Sanchez' teammate righthander Max Holmes (2017, Jacksonville, Fla.) got the start for the championship final against Blessed Trinity and was impressive early on. He earned the save against Cartersville in the round of 16 on Friday night and was up to 89 mph during the outing. Today he was a bit more reserved with the velocity but still showed a loose, lanky arm action with a full arm circle. The delivery was pretty methodical and the arm speed ramped up upon delivery of the pitch. He showed predominantly a two-pitch mix of fastball and curveball. The fastball topped out at 87 mph on the afternoon while sitting in the 84-86 mph range. The fastball command was a bit inconsistent, he hit a couple of batters, but it worked nicely when he incorporated the curveball often. The curveball was his most effective pitch on the afternoon and showed sharp break with good shape and depth to the pitch as well. There were times where he would go to the curveball first instead of the fastball as he threw the curveball roughly a third of the time and it was very effective. The South Florida commit earned the win by going 4 1/3 innings and allowing only two earned runs. 

The consolation game between Redan and Loganville saw some intriguing talents between the two teams. Starting pitcher for the Red Devils Bay Witcher (2018, Loganville, Ga.) and starting centerfielder for the Raiders James Parris (2018, Stone Mountain, Ga.) were both impressive during the game.

Parris is an outstanding athlete who covers a lot of ground in center field. His impressive speed and clean reads of fly balls allow him to range to both gaps to cover fly balls and he has above average arm strength as well. The Pensacola State commit showed off that arm strength on the mound late in the game where he was peppering in fastballs consistently at 87 mph. The fastball had late life and he showed very good arm speed from the mound. The arm action was slightly rigid with an arn hook through the back but he had a good approach on the mound and mixed speeds and looks well in limited action. The changeup in particular was an effective pitch for Parris that registered in the high-70s with similar arm speed to the fastball and was an effective offspeed pitch. At the plate, Parris has a pretty quick bat with a high hand set and high back elbow. He has a contact-oriented approach where he allowed his speed to help him get on base. He registered a 4.29 second home to first time from the right side of the plate and was dangerous on the base path as well.

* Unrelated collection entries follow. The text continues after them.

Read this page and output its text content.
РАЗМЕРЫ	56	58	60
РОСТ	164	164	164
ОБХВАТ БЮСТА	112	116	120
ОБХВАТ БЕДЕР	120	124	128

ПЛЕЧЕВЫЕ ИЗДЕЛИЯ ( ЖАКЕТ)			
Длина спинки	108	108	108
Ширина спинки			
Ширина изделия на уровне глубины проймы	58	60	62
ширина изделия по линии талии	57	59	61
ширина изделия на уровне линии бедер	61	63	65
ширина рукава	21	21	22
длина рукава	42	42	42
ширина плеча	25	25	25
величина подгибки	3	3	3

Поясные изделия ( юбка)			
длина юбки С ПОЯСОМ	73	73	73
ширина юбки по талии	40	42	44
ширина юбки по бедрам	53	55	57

Witcher has an ideal pitcher's frame on the mound standing tall and lean at a listed 6-foot-5, 190-pounds. He has a stab throughout the back of his arm action that was a bit rigid through the release. He threw from a tight three-quarter arm slot. The Troy commit lands online and his front leg collapses early as he lands. Witcher threw with some effort and his misses were to the glove side when he would overexert himself. The fastball had some life, including some riding life up in the zone, and sat from 85-87 mph, topping out at 88 mph, throughout his start. He did a good job maintaining his velocity throughout the outing and was still hitting 86 mph in the sixth inning. The curveball is a bit loopy with some depth but was inconsistent. When he got on top of the pitch it was effective at generating swings and misses. The changeup showed some potential and although it didn't have much down action it was effective as a change of speed pitch. Witcher showed a good collection of tools with a three-pitch mix that allows for further development as he continues to fill out his frame.